Who is Growing Our Food: Looking at Immigration in the US Farming System

For most consumers, the story of food begins at the shelf of a grocery store. Although there are labels for ‘organic,’ ‘non-GMO,’ and ‘fat free,’ and few labels that tell us whose work and labor made our food available. There is a disconnect for consumers—not with where their food comes from or how it’s grown—but who made it happen, and the greater political, economic and socio-cultural drivers important to labor and the farming system.

This is an enormous oversight. The U.S. farming sector employs over 3 million seasonal and migrant farmworkers, 72% being foreign born–68% from Mexico and 3% from other South American countries.

Migrant farm workers face many obstacles in the U.S. farming system. Proper working documents are difficult to come by, meaning the industrial farming system has nowhere near the manpower it needs. This leads to individuals traversing borders under illegal and dangerous circumstances, opening the floodgates for mass exploitation and human rights violations. Farms are not accountable for providing livable wages and safe living/working conditions. Still, migrant farm workers covet these positions because the pay is much higher, earning anywhere from 3 to 10 times what they might make in their hometowns.

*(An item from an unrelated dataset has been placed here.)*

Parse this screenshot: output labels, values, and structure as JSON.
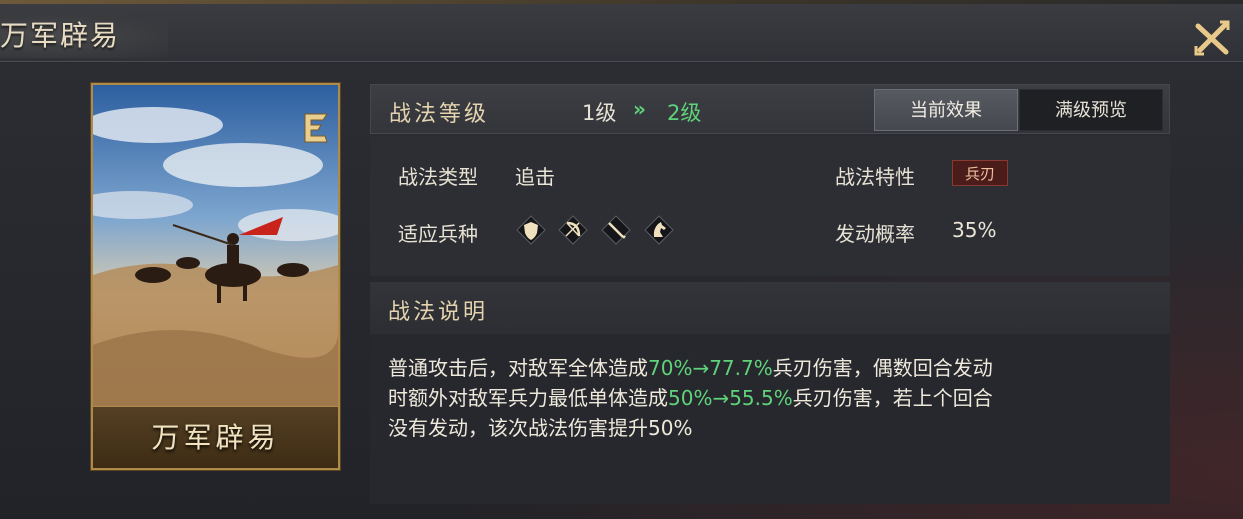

A rising tide of nationalism and deep structural racism in the US have made the challenges workers face much more urgent. The shift in the political climate has led to the touting of policies that ‘crack down’ on Southern and Central American migrants entering and working in the country without formal documentation. With the current administration’s border enforcement, the number of migrants apprehended by Border Patrol at the U.S.-Mexico border are at all-time highs. Ironically, the jobs migrants are getting entail hard manual labor that citizens don’t even want.

These issues take more than just labels to solve. We need to ask the deeper questions of what is really driving how these large and industrial farms work, what has led these migrant laborers to become so politically symbolic, and what can we do about it? These are all questions I will explore in my beat by diving into the economic, political and socio-cultural intersections of immigration/migration and food and farming systems in the U.S.